Envuelta por las Ninfeas suspendidas en círculo a lo largo del salón oval, perdida la noción del tiempo, el tictac silenciado, me dejé absorber, por su contemplación, de lo que se me revelaba, de súbito, como una aparición: la del misterioso milagro de la pintura.

Me senté decidida a seguir mirando esos nenúfares que parecían flotar mecidos por las ondas del agua. Vi, sin mirarlo, a un hombre ciego que avanzaba a tientas en el salón con la palma de la mano abierta como si palpara el espacio. Me sorprendió su movimiento, semejante al de una caricia, que parecía tocar las vibraciones de los colores pintados en las telas. Lo escuché murmurar: “Que c’est beau, que c’est magnifique”, mientras continuaba palpando el aire tembloroso movido por las vibraciones de la luz que irradiaba de las telas.

El milagro de la pintura acababa de revelarse ante mis ojos.

Al fin, como alguien que estuvo ciego y recobra la vista, acababa de mirar por primera vez, y una dicha desconocida me envolvió metiéndose en mí por todos mis poros, que también parecían poder ver.

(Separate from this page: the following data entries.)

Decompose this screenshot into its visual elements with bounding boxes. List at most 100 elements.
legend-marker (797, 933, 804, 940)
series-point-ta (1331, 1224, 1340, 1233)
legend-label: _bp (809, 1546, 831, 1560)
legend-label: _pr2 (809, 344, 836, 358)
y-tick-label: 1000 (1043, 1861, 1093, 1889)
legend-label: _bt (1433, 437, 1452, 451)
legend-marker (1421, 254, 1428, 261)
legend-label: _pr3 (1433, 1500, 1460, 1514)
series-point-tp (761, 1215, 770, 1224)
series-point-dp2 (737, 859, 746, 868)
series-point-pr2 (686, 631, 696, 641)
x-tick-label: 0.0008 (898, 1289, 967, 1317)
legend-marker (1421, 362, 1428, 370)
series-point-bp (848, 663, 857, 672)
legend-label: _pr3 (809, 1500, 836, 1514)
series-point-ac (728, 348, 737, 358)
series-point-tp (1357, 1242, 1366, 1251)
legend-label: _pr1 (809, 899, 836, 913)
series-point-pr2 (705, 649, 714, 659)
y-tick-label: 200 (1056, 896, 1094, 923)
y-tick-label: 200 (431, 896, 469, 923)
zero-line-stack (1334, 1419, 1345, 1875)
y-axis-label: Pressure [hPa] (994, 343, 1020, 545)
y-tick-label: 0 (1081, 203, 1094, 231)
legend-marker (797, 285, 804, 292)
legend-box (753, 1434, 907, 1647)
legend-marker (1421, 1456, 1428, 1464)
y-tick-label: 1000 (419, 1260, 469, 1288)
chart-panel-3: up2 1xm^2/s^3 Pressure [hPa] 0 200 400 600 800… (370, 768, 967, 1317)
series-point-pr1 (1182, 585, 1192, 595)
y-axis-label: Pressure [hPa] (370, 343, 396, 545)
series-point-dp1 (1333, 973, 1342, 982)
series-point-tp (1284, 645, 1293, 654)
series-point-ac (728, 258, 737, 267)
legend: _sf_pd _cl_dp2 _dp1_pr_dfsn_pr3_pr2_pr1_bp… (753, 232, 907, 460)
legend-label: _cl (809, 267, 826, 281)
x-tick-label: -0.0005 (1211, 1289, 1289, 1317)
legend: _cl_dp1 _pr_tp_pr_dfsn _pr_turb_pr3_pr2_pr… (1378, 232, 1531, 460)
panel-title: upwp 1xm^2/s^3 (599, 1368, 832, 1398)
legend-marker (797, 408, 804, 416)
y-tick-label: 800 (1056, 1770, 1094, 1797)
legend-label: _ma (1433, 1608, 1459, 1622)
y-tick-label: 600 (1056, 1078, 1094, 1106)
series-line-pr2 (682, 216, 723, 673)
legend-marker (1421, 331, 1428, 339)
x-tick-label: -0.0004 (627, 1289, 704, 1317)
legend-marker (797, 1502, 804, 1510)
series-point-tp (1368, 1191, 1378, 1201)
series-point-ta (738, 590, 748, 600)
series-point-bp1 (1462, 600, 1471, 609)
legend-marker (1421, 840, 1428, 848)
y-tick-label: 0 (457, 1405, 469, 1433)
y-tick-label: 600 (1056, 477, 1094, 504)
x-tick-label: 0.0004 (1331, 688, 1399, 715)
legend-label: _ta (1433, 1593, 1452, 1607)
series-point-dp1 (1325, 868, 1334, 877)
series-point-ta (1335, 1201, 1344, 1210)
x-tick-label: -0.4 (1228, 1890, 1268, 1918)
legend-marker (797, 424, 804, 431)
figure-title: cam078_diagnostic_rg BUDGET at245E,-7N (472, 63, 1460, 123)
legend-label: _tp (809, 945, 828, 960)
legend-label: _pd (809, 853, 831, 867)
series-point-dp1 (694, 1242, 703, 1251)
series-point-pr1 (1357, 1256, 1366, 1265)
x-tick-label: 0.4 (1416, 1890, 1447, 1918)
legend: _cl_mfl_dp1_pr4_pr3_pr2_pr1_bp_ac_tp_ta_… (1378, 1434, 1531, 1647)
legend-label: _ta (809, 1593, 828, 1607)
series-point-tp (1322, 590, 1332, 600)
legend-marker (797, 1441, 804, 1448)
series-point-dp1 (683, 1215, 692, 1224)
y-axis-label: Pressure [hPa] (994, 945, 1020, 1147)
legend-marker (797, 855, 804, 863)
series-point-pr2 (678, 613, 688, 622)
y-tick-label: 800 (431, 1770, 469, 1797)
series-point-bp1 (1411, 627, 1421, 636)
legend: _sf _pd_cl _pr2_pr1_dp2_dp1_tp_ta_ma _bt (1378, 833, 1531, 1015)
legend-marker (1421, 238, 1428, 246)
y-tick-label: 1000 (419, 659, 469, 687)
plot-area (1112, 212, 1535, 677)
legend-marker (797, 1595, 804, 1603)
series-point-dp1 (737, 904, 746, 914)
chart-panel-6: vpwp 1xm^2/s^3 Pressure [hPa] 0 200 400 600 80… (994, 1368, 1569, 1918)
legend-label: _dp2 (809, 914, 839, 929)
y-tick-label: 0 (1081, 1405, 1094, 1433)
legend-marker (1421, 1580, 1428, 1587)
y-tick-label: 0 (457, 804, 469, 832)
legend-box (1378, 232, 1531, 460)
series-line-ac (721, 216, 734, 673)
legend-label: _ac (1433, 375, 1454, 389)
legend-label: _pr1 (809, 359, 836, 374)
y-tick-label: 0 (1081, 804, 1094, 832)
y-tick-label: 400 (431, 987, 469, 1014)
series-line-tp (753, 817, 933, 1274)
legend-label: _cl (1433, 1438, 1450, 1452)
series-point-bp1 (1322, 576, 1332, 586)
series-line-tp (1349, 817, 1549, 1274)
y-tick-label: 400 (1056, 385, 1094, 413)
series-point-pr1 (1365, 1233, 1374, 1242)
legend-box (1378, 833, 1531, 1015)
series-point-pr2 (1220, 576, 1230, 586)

En ese juego de luz y sombras, entre los crepúsculos del amanecer y el anochecer, el misterio de la pinturas se abre a veces como una flor y, envuelta entre sus pétalos, deja que se anuncie la epifanía. Pero la aparición desaparece al aparecer y se lleva con ella el misterio que de otra manera dejaría de serlo y no puede ser de otra forma.

He tenido la suerte de ser invitada por algunos artistas a verlos pintar. Vi a Alfonso Domínguez extraer del lienzo los trazos de una pierna y un brazo de una mujer desnuda y al mismo tiempo cubierta por sus cabellos. En realidad, Alfonso nunca pintó la pierna ni el brazo, pero pintó el rededor de esas formas brotantes de la luz de la tela blanca. Vi a Pierre Soulages caminar sobre una tabla sostenida a sus extremos sobre dos ladrillos y llevar en uno de sus brazos una escoba escurriendo la pintura negra con que daba pinceladas en un gran lienzo a sus pies. Las manchas oscuras parecían tiritar como si de pronto un milagro las hiciera animarse. Vi a Carmen Parra formar mi retrato en unos cuantos trazos antes de darle un alma y dejarme escuchar su respiración. Hoy cuelga de una pared del estudio donde vivo en París, el retrato que Carmen hizo de Jacques y de mí. La artista pintó nuestros rostros en dos lienzos separados “por si alguna vez se separan y cada quien desea llevarse su propio retrato”, dijo uniendo ambas pinturas en un solo rollo. Como envolvió con ellas el misterio que habita en la pintura, la verdadera, la que tiene un alma.